In years past, Canada had always seemed a rather boring country to invest in. The big industrials never showed all that much growth, while the tech sector was represented by Nortel Networks Corp. (OTC: NRTLQ), which went bust, and JDS Uniphase (NASDAQ: JDSU), truly one of the great growth investments of all time - in fact, a true 100-bagger (too bad we can't figure out how to make time run backward, investing now and selling back in 2000!).

In the current economy, however, where excessive money creation and too-low interest rates have made natural resources the place to be, Canada has come into its own.

A Market Whose Time Has Arrived

As a banker back in the early 1980s, I personally knew the entrepreneurial oil companies in Calgary, and found the place great fun, rather more like the TV series "Dallas" than was the real Dallas itself. Since then, the Athabasca tar sands - which contain as much oil as the entire Middle East - have become viable. So the Calgary oil sector, after a difficult couple of decades, has revived in full swing.

For Americans, it is becoming increasingly clear that Athabasca represents our chief hope of not being held up at gunpoint by oil-controlling dictators, so the oil sector in Calgary is both economically interesting and strategically important. Given the size of the deposits, and Canada's political stability, Calgary is now a more important oil-investment nexus than either Houston or Abu Dhabi.

As I've researched gold-and-silver-mining companies over the past year, it has become increasingly clear to me that Canada is also the center for this sector, too. As Calgary is to oil, Vancouver is to gold-and-silver mining.

As is the case with oil, there is little point in investing in gold and silver mines in unstable countries; if the metals become scarce or if the price increases, you will only get expropriated.
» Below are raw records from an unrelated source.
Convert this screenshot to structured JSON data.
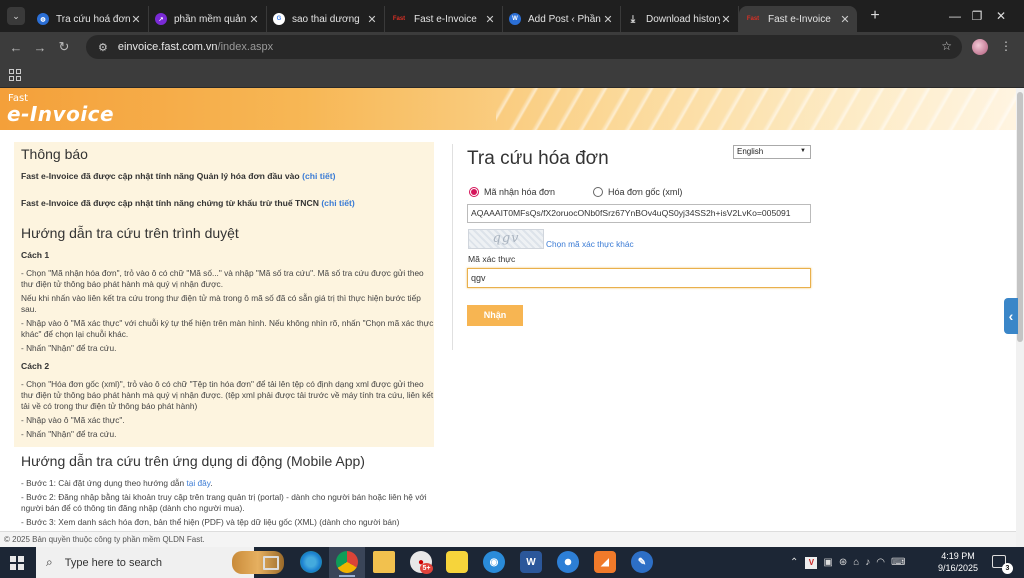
{
  "browser": {
    "tabs": [
      {
        "label": "Tra cứu hoá đơn",
        "icon": "globe-icon",
        "color": "#2b6fd6"
      },
      {
        "label": "phần mềm quản lý",
        "icon": "chart-icon",
        "color": "#7a2ad6"
      },
      {
        "label": "sao thai dương",
        "icon": "google-icon",
        "color": "#4285f4"
      },
      {
        "label": "Fast e-Invoice",
        "icon": "fast-icon",
        "color": "#d93025"
      },
      {
        "label": "Add Post ‹ Phần",
        "icon": "wordpress-icon",
        "color": "#2b6fd6"
      },
      {
        "label": "Download history",
        "icon": "download-icon",
        "color": "#555555"
      },
      {
        "label": "Fast e-Invoice",
        "icon": "fast-icon",
        "color": "#d93025"
      }
    ],
    "favicon_fast_text": "Fast",
    "url_host": "einvoice.fast.com.vn",
    "url_path": "/index.aspx"
  },
  "banner": {
    "brand_small": "Fast",
    "brand_big": "e-Invoice"
  },
  "left": {
    "notice_title": "Thông báo",
    "notice1_text": "Fast e-Invoice đã được cập nhật tính năng Quản lý hóa đơn đầu vào",
    "notice1_link": "(chi tiết)",
    "notice2_text": "Fast e-Invoice đã được cập nhật tính năng chứng từ khấu trừ thuế TNCN",
    "notice2_link": "(chi tiết)",
    "browser_guide_title": "Hướng dẫn tra cứu trên trình duyệt",
    "cach1": "Cách 1",
    "c1_p1": "- Chọn \"Mã nhận hóa đơn\", trỏ vào ô có chữ \"Mã số...\" và nhập \"Mã số tra cứu\". Mã số tra cứu được gửi theo thư điện tử thông báo phát hành mà quý vị nhận được.",
    "c1_p2": "Nếu khi nhấn vào liên kết tra cứu trong thư điện tử mà trong ô mã số đã có sẵn giá trị thì thực hiện bước tiếp sau.",
    "c1_p3": "- Nhập vào ô \"Mã xác thực\" với chuỗi ký tự thể hiện trên màn hình. Nếu không nhìn rõ, nhấn \"Chọn mã xác thực khác\" để chọn lại chuỗi khác.",
    "c1_p4": "- Nhấn \"Nhận\" để tra cứu.",
    "cach2": "Cách 2",
    "c2_p1": "- Chọn \"Hóa đơn gốc (xml)\", trỏ vào ô có chữ \"Tệp tin hóa đơn\" để tải lên tệp có định dạng xml được gửi theo thư điện tử thông báo phát hành mà quý vị nhận được. (tệp xml phải được tải trước về máy tính tra cứu, liên kết tải về có trong thư điện tử thông báo phát hành)",
    "c2_p2": "- Nhập vào ô \"Mã xác thực\".",
    "c2_p3": "- Nhấn \"Nhận\" để tra cứu.",
    "mobile_guide_title": "Hướng dẫn tra cứu trên ứng dụng di động (Mobile App)",
    "m_p1_text": "- Bước 1: Cài đặt ứng dụng theo hướng dẫn",
    "m_p1_link": "tại đây",
    "m_p1_end": ".",
    "m_p2": "- Bước 2: Đăng nhập bằng tài khoản truy cập trên trang quản trị (portal) - dành cho người bán hoặc liên hệ với người bán để có thông tin đăng nhập (dành cho người mua).",
    "m_p3": "- Bước 3: Xem danh sách hóa đơn, bản thể hiện (PDF) và tệp dữ liệu gốc (XML) (dành cho người bán)"
  },
  "right": {
    "title": "Tra cứu hóa đơn",
    "language": "English",
    "radio1": "Mã nhận hóa đơn",
    "radio2": "Hóa đơn gốc (xml)",
    "code_value": "AQAAAIT0MFsQs/fX2oruocONb0fSrz67YnBOv4uQS0yj34SS2h+isV2LvKo=005091",
    "captcha_text": "qgv",
    "captcha_link": "Chọn mã xác thực khác",
    "verify_label": "Mã xác thực",
    "verify_value": "qgv",
    "submit": "Nhận"
  },
  "footer": "© 2025 Bản quyền thuộc công ty phần mềm QLDN Fast.",
  "taskbar": {
    "search_placeholder": "Type here to search",
    "mail_badge": "5+",
    "time": "4:19 PM",
    "date": "9/16/2025",
    "notif_count": "3"
  },
  "colors": {
    "accent_orange": "#f7b552",
    "link_blue": "#3a7bd5",
    "radio_pink": "#d4145a"
  }
}
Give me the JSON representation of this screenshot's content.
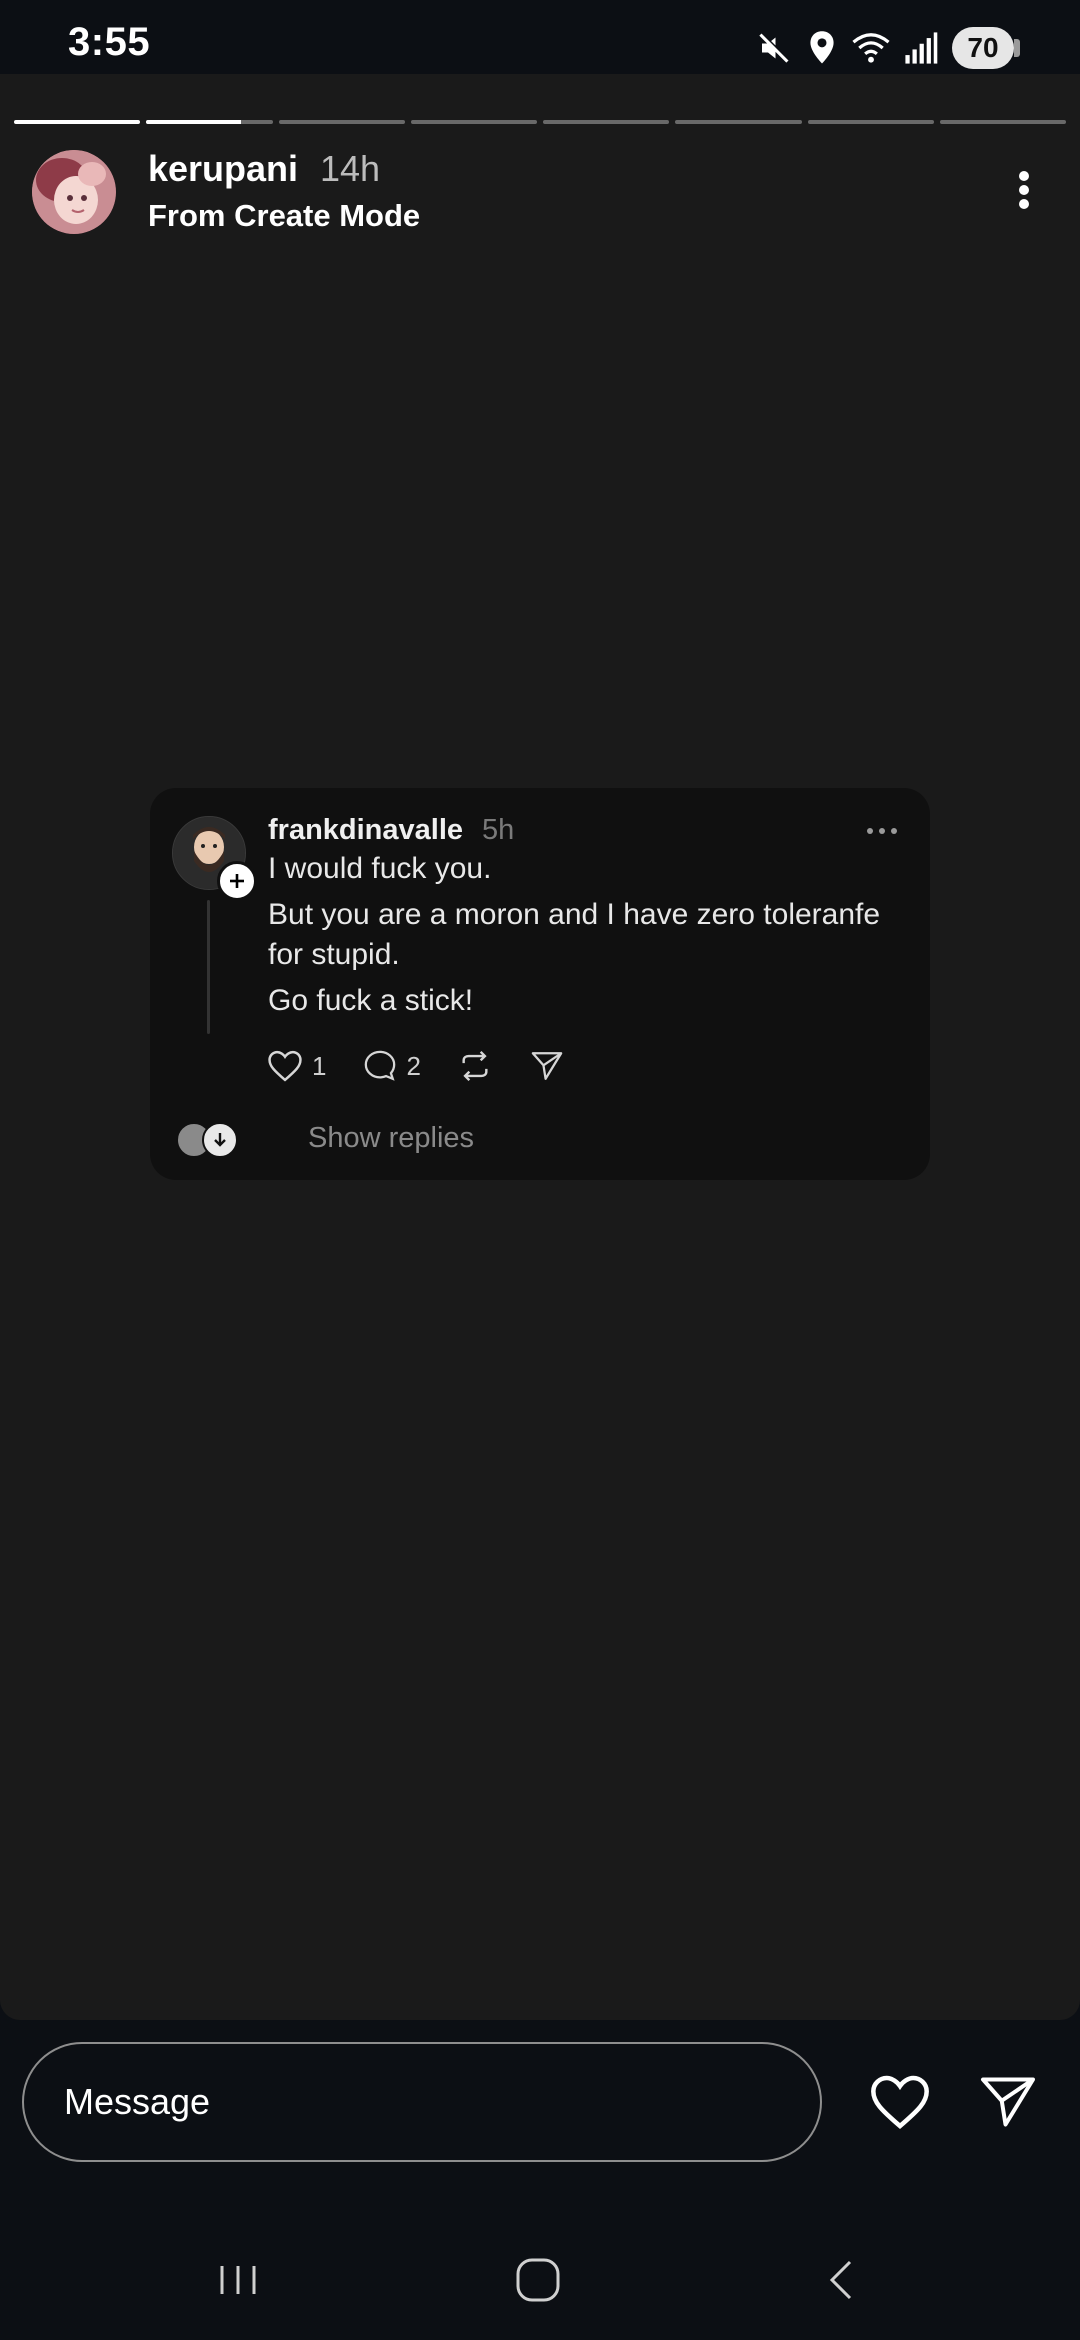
{
  "status_bar": {
    "time": "3:55",
    "battery": "70",
    "icons": [
      "mute-icon",
      "location-icon",
      "wifi-icon",
      "signal-icon",
      "battery-icon"
    ]
  },
  "story": {
    "segments": [
      {
        "progress": 1.0
      },
      {
        "progress": 0.75
      },
      {
        "progress": 0
      },
      {
        "progress": 0
      },
      {
        "progress": 0
      },
      {
        "progress": 0
      },
      {
        "progress": 0
      },
      {
        "progress": 0
      }
    ],
    "username": "kerupani",
    "time": "14h",
    "subtitle": "From Create Mode"
  },
  "thread": {
    "username": "frankdinavalle",
    "time": "5h",
    "lines": [
      "I would fuck you.",
      "But you are a moron and I have zero toleranfe",
      "for stupid.",
      "Go fuck a stick!"
    ],
    "likes": "1",
    "replies": "2",
    "show_replies": "Show replies"
  },
  "message": {
    "placeholder": "Message"
  },
  "colors": {
    "story_bg": "#1a1a1a",
    "card_bg": "#101010",
    "chrome_bg": "#0c0f14"
  }
}
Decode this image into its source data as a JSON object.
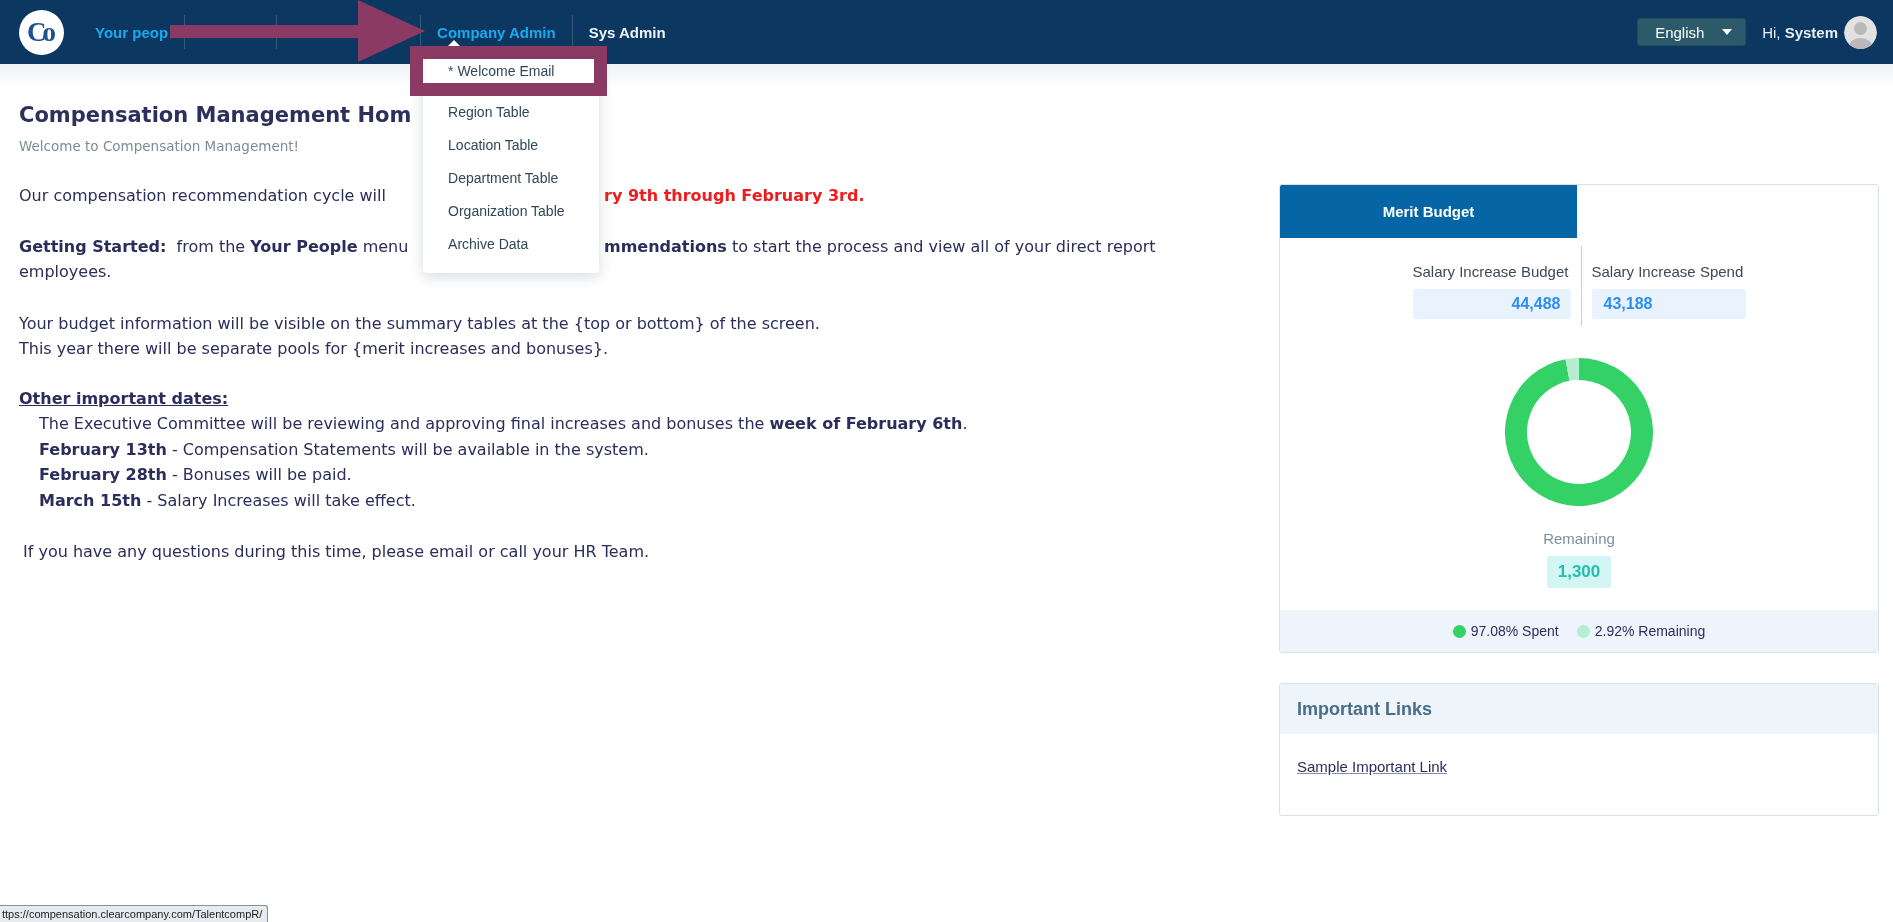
{
  "nav": {
    "logo": "Co",
    "items": [
      {
        "label": "Your peop",
        "active": true,
        "expanded": false
      },
      {
        "label": "Company Admin",
        "active": true,
        "expanded": true,
        "menu": [
          {
            "label": "* Welcome Email",
            "highlighted": true
          },
          {
            "label": "Region Table",
            "highlighted": false
          },
          {
            "label": "Location Table",
            "highlighted": false
          },
          {
            "label": "Department Table",
            "highlighted": false
          },
          {
            "label": "Organization Table",
            "highlighted": false
          },
          {
            "label": "Archive Data",
            "highlighted": false
          }
        ]
      },
      {
        "label": "Sys Admin",
        "active": false,
        "expanded": false
      }
    ],
    "language": "English",
    "greeting": "Hi, **System**"
  },
  "page": {
    "title": "Compensation Management Hom",
    "subtitle": "Welcome to Compensation Management!"
  },
  "intro": {
    "before": "Our compensation recommendation cycle will",
    "after": "ry 9th through February 3rd."
  },
  "getting_started": {
    "before": "**Getting Started:**  from the **Your People** menu",
    "after": "**mmendations** to start the process and view all of your direct report",
    "wrap": "employees."
  },
  "budget_notes": [
    "Your budget information will be visible on the summary tables at the {top or bottom} of the screen.",
    "This year there will be separate pools for {merit increases and bonuses}."
  ],
  "dates": {
    "heading": "Other important dates:",
    "items": [
      "The Executive Committee will be reviewing and approving final increases and bonuses the **week of February 6th**.",
      "**February 13th** - Compensation Statements will be available in the system.",
      "**February 28th** - Bonuses will be paid.",
      "**March 15th** - Salary Increases will take effect."
    ]
  },
  "closing": "If you have any questions during this time, please email or call your HR Team.",
  "merit_budget": {
    "tabs": [
      {
        "label": "Merit Budget",
        "selected": true
      }
    ],
    "stats": [
      {
        "label": "Salary Increase Budget",
        "value": "44,488"
      },
      {
        "label": "Salary Increase Spend",
        "value": "43,188"
      }
    ],
    "chart_data": {
      "type": "donut",
      "values": [
        97.08,
        2.92
      ]
    },
    "remaining": {
      "label": "Remaining",
      "value": "1,300"
    },
    "legend": [
      {
        "label": "97.08% Spent",
        "color": "#34d166"
      },
      {
        "label": "2.92% Remaining",
        "color": "#b5efd2"
      }
    ]
  },
  "important_links": {
    "title": "Important Links",
    "links": [
      "Sample Important Link"
    ]
  },
  "status_bar": {
    "url": "ttps://compensation.clearcompany.com/TalentcompR/"
  }
}
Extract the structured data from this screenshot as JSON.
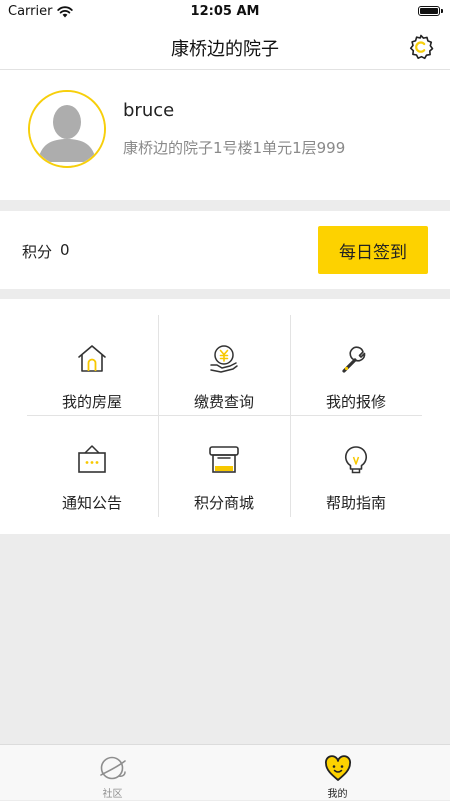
{
  "status_bar": {
    "carrier": "Carrier",
    "time": "12:05 AM"
  },
  "nav": {
    "title": "康桥边的院子"
  },
  "profile": {
    "username": "bruce",
    "address": "康桥边的院子1号楼1单元1层999"
  },
  "points": {
    "label": "积分",
    "value": "0",
    "signin_label": "每日签到"
  },
  "menu": {
    "items": [
      {
        "label": "我的房屋",
        "icon": "house-icon"
      },
      {
        "label": "缴费查询",
        "icon": "payment-icon"
      },
      {
        "label": "我的报修",
        "icon": "wrench-icon"
      },
      {
        "label": "通知公告",
        "icon": "notice-board-icon"
      },
      {
        "label": "积分商城",
        "icon": "shop-icon"
      },
      {
        "label": "帮助指南",
        "icon": "lightbulb-icon"
      }
    ]
  },
  "tabs": [
    {
      "label": "社区",
      "icon": "planet-icon",
      "active": false
    },
    {
      "label": "我的",
      "icon": "heart-icon",
      "active": true
    }
  ],
  "colors": {
    "accent": "#fdd200",
    "avatar_ring": "#f7cf0b",
    "background": "#ececec",
    "secondary_text": "#8a8a8a"
  }
}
Thus, I am not a great fan of Coeur d'Alene Mines Corp. (NYSE: CDE), because its largest silver mine is in Bolivia, a country where Western property rights are very poorly respected.

However, the Vancouver-based mining companies - whether we're talking about gold or other minerals - control a vast range of deposits throughout the Americas and represent a very interesting investment field, indeed.

In the old days, Vancouver was reputed to be full of crooks; the huge 1990s mining scandal of Bre-X got started when a tiny Calgary mining concern appeared to have made a major gold strike in Indonesia. The gold samples turned out to be fraudulent, a revelation that led to the company's collapse.

There's probably still some of that going on among the smallest players, but the better-established companies with decent reputations have a track record of successful mine development, and are well worth considering as investments.

Uncovering Investment Gems

When looking at a resources company, I first check its cash flow and balance sheet - I want to make sure the firm can easily pay for its exploration and won't be forced into a weak position if there's a hiccup in its output market. After completing those tasks, I turn my attention to the company's "resource base," determine whether not its major operations are in reasonable countries, and calculate whether the firm's exploration efforts are replacing its output.

With the "Seven Sisters" oil majors, that is very often not the case: They operate in horrid environments like Venezuela, Angola and Nigeria, depend primarily on traditional sources of oil, and are often losing out in new exploration to local companies.

With Calgary and Vancouver companies, you often find successful operations, as well as resource-base growth through successful exploration. Those are the companies to go for: Your company is becoming more valuable - not less - each and every year.

For such dependable growth, it's even worth paying a modest premium. I also look at the balance sheet and cash flow, to make sure the company can maintain itself in a price hiccup. Theoretically, quarterly earnings and the Price/Earnings (P/E) ratio are less important. But it's important to point out that if a resource company can't make profits at the prevailing prices of the 2009 fourth quarter, there's probably something wrong with it!

One final point: If you see or uncover derivatives losses, avoid the company - management should have better things to do with its shareholders' money than play speculative games with Wall Street!